Donde se conclui, portanto, que apenas compete operar o cúmulo jurídico das penas aplicadas nestes autos com a aplicada no Processo Comum 1438/09.3GAVCD.
Assim, passando a operar o cúmulo jurídico, considerando o resultado do somatório material das penas (parcelares) aplicadas, conclui-se que a moldura abstracta da pena única situa-se entre 10 meses e 23 meses de prisão.
Para a determinação da pena concreta, de harmonia com o disposto no nº 1 do artº 77º, atender-se-ão aos factos em si e à personalidade do agente.

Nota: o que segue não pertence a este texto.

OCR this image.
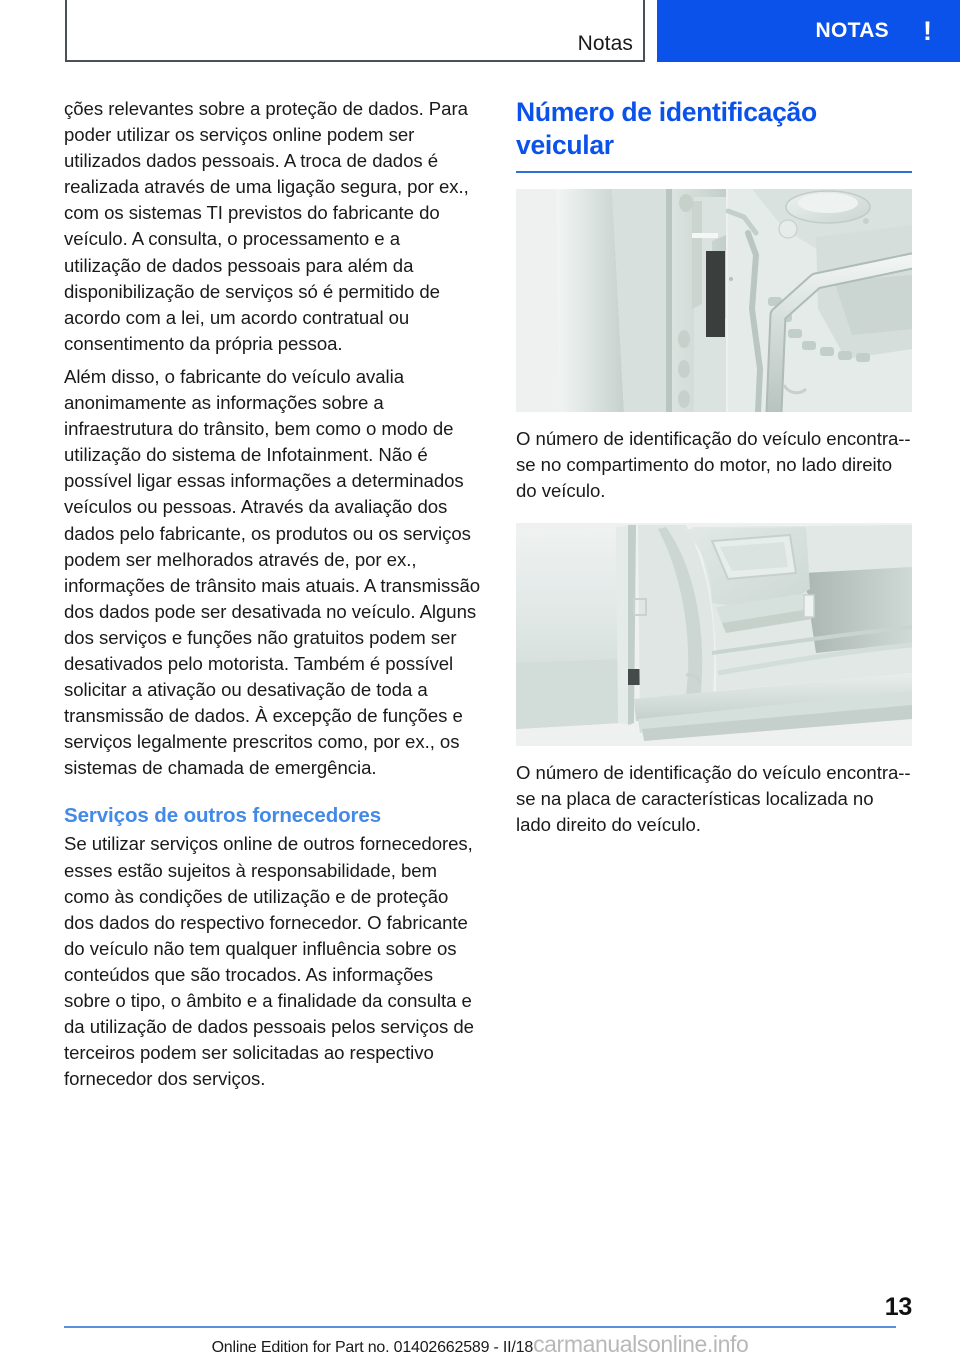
Notas
NOTAS !

ções relevantes sobre a proteção de dados. Para poder utilizar os serviços online podem ser utilizados dados pessoais. A troca de dados é realizada através de uma ligação segura, por ex., com os sistemas TI previstos do fabricante do veículo. A consulta, o processamento e a utilização de dados pessoais para além da disponibilização de serviços só é permitido de acordo com a lei, um acordo contratual ou consentimento da própria pessoa.

Além disso, o fabricante do veículo avalia anonimamente as informações sobre a infraestrutura do trânsito, bem como o modo de utilização do sistema de Infotainment. Não é possível ligar essas informações a determinados veículos ou pessoas. Através da avaliação dos dados pelo fabricante, os produtos ou os serviços podem ser melhorados através de, por ex., informações de trânsito mais atuais. A transmissão dos dados pode ser desativada no veículo. Alguns dos serviços e funções não gratuitos podem ser desativados pelo motorista. Também é possível solicitar a ativação ou desativação de toda a transmissão de dados. À excepção de funções e serviços legalmente prescritos como, por ex., os sistemas de chamada de emergência.

Serviços de outros fornecedores

Se utilizar serviços online de outros fornecedores, esses estão sujeitos à responsabilidade, bem como às condições de utilização e de proteção dos dados do respectivo fornecedor. O fabricante do veículo não tem qualquer influência sobre os conteúdos que são trocados. As informações sobre o tipo, o âmbito e a finalidade da consulta e da utilização de dados pessoais pelos serviços de terceiros podem ser solicitadas ao respectivo fornecedor dos serviços.

Número de identificação veicular

O número de identificação do veículo encontra--se no compartimento do motor, no lado direito do veículo.

O número de identificação do veículo encontra--se na placa de características localizada no lado direito do veículo.

13
Online Edition for Part no. 01402662589 - II/18carmanualsonline.info
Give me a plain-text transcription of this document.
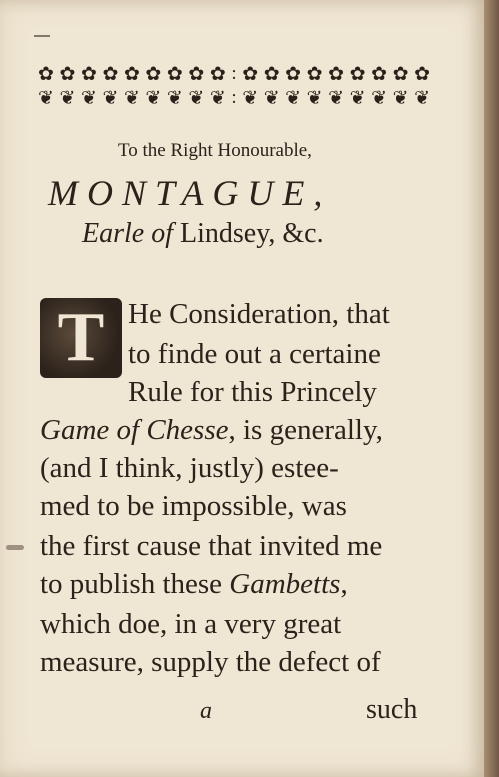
✿ ✿ ✿ ✿ ✿ ✿ ✿ ✿ ✿ : ✿ ✿ ✿ ✿ ✿ ✿ ✿ ✿ ✿
❦ ❦ ❦ ❦ ❦ ❦ ❦ ❦ ❦ : ❦ ❦ ❦ ❦ ❦ ❦ ❦ ❦ ❦
To the Right Honourable,
MONTAGUE,
Earle of Lindsey, &c.
T He Consideration, that
to finde out a certaine
Rule for this Princely
Game of Chesse, is generally,
(and I think, justly) estee-
med to be impossible, was
the first cause that invited me
to publish these Gambetts,
which doe, in a very great
measure, supply the defect of
a	such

Na verdade, a medida da pena não pode ser um acto intuitivo e como ensina Figueiredo Dias, estabelecida a moldura penal do concurso o tribunal ocupar-se-à finalmente da determinação, dentro dos limites daquela, da medida da pena conjunta do concurso, que encontra em função das exigências de culpa e de prevenção. Nem por isso se dirá com razão, no entanto, que estamos aqui perante uma hipótese normal de determinação da medida da pena. Com efeito a lei fornece ao tribunal, para além dos critérios gerais da medida da pena contidos no artº 72º, nº 1 (hoje artigo 71º), um critério especial - o do artº 77º, nº 1, in fine (ac. STJ, de 08.07.98, CJSTJ , II, 246).
Deste modo, considerando, por um lado, que o arguido, conforme se retira das condenações por si sofridas, persistiu na prática reiterada do mesmo tipo de crime, razão pela qual, de resto, lhe vieram a ser revogadas as suspensões da execução das penas ora em concurso, mas tendo também em conta que, em resultado certamente da reclusão entretanto sofrida, o arguido terá começado a interiorizar o desvalor da sua conduta, ainda que essa interiorização seja (não exactamente pelo reconhecimento do bem jurídico protegido) sobretudo em função dos custos pessoais resultantes da privação da liberdade, Entende-se adequada a pena de 16 meses de prisão efectiva.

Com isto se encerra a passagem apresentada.